CARTA ABERTA
Diante da ética adotada nos
dias de hoje, onde a relação com o semelhante depende em parte de quem é tido
como tal, vemos o aparente sucesso daqueles que guiados pelo ego tentam a
qualquer custo se apoderar ou possuir as coisas terrenas por intermédio da violência.
Para tais indivíduos,
sobretudo os que atuam "profissionalmente" na política, as demais
pessoas não representam um fim em si mesmas; ou seja, não são tratadas como
seres humanos dignos de cuidados e de atenção, mas, sim, como simples meio para
que os "eleitos" da politicagem, incluindo aí "os do
grupo", possam alcançar seus objetivos de posses materiais concretizados
pela tríade dinheiro, sexo e divertimento.
Desse modo, não há cidadãos
livres e autônomos, mas apenas súditos, vistos como inferiores e que, por isso,
devem tolerar com apatia e indiferença todos abusos ou tipos de violência
física e moral, a exemplo dos casos de assédio tão constantes na relação entre
governo e governados e, ainda, não insistirem na luta por seus, poucos, porém
legítimos direitos.
Em um insaciável anseio de
obtenção de benesses sociais que ampliem o poder de consumo e a consequente
satisfação material dos seus interesses privados, nossos políticos e todos
aqueles que desejam abarcar tudo aquilo que esteja ao seu alcance fazem parte
de uma deprimente massa que desconhece que o desapego é o único meio de possuir
algo e que a total libertação é a única posse real.
Reinando às custas da
violência mental e emocional que exercem sobre quem não comunga com suas ideias
e metas, esses sempre carismáticos líderes, seus agregados bem como todos que
levantam suas bandeiras, apresentam, costumeiramente, atitudes que visam a
reduzir o outro a uma coisa negando, assim,
sua condição de alguém semelhante. Numa perversa tentativa de apoderamento
das próprias pessoas ignoram também que quando alguém não quer ser possuído
nada e ninguém o pode possuir, ainda que o segurem e o prendam na mais segura e
humilhante masmorra.
Perseguidores e tiranos,
talvez, por herança de nossa origem histórica marcada pela escravidão e pela
ditadura, os políticos paternalistas ao empregarem a violência nunca possuirão
coisa alguma, embora a tenham preto sobre o branco, registrada e carimbada no
cartório, pois, tudo o que é violentamente possuído está envenenado por fluidos
tão maléficos que sempre causarão grande prejuízo para o seu possuidor. Além
disso, quem julga possuir as coisas da terra é, na verdade, possuído ou
possesso por elas.
Junto a uma cínica massa
subserviente e alienada, esses decadentes "representantes do povo"
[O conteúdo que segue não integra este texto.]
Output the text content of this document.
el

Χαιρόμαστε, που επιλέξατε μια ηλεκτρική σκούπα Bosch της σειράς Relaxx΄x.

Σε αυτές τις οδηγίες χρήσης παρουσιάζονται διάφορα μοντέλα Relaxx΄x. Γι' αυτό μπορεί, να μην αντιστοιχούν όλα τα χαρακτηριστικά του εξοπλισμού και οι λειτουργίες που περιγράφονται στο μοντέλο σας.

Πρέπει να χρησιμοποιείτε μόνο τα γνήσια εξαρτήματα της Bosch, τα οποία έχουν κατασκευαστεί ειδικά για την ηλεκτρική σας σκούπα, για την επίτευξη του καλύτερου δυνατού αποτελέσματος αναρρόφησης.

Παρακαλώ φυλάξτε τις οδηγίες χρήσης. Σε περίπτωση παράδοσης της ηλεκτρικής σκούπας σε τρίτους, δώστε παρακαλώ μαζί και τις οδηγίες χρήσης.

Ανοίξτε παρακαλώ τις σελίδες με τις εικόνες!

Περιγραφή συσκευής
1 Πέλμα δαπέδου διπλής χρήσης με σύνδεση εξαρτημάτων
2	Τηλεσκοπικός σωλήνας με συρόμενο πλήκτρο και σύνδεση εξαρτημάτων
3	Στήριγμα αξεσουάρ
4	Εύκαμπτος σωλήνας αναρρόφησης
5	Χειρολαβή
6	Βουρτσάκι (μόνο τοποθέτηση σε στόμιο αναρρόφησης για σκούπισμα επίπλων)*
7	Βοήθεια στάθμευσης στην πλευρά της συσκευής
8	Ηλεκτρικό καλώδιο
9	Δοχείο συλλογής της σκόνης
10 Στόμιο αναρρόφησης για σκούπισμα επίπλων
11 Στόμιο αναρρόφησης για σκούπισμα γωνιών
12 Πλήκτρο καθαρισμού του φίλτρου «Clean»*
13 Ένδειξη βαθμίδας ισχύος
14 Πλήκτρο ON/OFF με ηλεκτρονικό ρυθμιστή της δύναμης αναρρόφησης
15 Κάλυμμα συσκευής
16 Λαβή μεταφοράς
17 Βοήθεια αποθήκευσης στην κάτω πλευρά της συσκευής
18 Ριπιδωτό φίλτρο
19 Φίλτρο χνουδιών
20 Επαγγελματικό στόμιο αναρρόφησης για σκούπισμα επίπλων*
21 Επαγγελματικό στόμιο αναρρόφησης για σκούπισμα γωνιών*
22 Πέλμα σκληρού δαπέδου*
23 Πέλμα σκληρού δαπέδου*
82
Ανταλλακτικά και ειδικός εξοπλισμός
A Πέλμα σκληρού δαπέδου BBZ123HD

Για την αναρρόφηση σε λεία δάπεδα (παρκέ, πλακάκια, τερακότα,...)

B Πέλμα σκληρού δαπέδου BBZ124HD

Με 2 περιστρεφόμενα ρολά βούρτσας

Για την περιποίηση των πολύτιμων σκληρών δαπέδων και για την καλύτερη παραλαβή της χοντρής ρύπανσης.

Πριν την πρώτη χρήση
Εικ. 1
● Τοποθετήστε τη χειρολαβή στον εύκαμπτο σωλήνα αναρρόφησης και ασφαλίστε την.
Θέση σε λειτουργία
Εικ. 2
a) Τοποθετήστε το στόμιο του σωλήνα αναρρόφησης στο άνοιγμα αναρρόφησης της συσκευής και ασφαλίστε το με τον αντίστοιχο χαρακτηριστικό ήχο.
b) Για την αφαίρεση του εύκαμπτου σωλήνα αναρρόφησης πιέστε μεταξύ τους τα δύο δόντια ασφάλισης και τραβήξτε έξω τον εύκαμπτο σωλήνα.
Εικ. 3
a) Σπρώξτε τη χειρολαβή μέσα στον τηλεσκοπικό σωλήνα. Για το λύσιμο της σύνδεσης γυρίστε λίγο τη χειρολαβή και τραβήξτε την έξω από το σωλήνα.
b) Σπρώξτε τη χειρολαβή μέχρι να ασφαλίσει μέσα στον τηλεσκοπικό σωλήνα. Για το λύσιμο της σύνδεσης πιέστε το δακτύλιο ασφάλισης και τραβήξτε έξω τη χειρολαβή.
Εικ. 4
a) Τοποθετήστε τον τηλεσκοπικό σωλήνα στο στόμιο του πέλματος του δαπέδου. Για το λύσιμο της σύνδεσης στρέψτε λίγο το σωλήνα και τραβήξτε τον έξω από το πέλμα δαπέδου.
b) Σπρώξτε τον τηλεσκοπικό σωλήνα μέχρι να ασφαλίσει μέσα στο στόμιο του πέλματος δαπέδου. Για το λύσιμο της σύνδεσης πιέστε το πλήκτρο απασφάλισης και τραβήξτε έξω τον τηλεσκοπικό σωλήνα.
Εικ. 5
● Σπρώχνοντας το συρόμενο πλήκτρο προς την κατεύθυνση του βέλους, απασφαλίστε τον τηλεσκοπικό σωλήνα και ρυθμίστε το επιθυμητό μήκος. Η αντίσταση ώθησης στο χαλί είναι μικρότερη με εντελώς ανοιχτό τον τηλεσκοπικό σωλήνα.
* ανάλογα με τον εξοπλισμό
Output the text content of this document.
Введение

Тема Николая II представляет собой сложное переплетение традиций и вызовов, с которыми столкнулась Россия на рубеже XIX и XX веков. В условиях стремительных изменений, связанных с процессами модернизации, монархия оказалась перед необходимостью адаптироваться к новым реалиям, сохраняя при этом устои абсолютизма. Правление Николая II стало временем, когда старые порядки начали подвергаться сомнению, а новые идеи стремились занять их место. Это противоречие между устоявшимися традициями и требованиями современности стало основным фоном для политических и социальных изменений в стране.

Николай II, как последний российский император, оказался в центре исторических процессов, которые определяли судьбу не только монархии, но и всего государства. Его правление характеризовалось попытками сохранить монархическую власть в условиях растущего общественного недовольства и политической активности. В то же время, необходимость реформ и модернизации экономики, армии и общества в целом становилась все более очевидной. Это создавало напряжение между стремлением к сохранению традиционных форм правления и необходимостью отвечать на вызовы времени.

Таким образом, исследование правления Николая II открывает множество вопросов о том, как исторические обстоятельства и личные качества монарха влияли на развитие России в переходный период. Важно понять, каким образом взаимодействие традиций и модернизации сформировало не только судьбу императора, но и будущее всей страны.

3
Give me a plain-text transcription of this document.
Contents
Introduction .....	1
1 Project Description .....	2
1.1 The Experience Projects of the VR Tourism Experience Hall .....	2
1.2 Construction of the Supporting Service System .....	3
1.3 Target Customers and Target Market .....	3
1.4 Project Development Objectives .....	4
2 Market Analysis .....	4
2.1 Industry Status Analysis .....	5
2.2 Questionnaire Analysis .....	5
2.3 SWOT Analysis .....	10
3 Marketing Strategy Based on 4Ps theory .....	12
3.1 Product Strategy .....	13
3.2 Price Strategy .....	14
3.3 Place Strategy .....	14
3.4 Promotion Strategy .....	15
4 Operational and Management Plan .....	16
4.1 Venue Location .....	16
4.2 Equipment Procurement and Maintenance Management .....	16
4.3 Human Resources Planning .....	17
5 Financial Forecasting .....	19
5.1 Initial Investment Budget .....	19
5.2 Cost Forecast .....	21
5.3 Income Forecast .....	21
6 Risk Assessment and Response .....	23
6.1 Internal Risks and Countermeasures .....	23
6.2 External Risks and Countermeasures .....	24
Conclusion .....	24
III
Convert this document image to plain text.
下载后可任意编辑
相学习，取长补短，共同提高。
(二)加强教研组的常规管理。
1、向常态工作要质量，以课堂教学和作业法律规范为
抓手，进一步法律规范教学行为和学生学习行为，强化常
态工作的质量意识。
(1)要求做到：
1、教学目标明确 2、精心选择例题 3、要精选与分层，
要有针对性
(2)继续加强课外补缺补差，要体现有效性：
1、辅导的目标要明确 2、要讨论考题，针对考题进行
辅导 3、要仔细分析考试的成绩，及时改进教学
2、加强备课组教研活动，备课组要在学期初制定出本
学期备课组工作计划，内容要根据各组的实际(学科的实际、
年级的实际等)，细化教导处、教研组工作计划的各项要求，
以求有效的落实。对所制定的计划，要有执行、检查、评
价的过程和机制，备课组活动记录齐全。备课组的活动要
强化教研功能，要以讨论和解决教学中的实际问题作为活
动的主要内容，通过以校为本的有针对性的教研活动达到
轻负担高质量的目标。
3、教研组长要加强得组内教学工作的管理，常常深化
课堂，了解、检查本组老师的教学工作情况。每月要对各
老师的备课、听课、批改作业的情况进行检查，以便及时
têm por único princípio a ânsia de crescer, causando, dessa forma, a
inexistência da verdadeira solidariedade tanto entre seus próprios aliados
quanto entre os membros da comunidade em geral.
Em seu desapego à verdade confundem violência com poder, certamente,
alheios ao que diziam os antigos romanos: as coisas violentas não duram e,
também, por desconhecerem que aquele que é forte não tem necessidade de
ostentar a violência.
É, então, urgente que não só
os políticos como também os cidadãos e cidadãs, especialmente os que têm por
missão educar a juventude, busquem uma nova realidade social, política e
cultural capaz de promover a singularidade humana em suas melhores expressões e
de lutar por mudanças radicais em seu modo de viver e na própria configuração
política de uma sociedade hoje administrada por pessoas que esperam tudo do
mundo e que, portanto, das quais nada se pode esperar.
Não podemos continuar com
essa miopia política onde o cidadão é obrigado a servir como se fosse escravo
quando na realidade seu papel é servir espontaneamente como amigo da comunidade
e digno profissional, competente e concursado. Precisamos, enfim, de autênticos
representantes que nada esperem do mundo somente para si, pois desses o mundo
pode esperar tudo... Ou ao menos alguma coisa.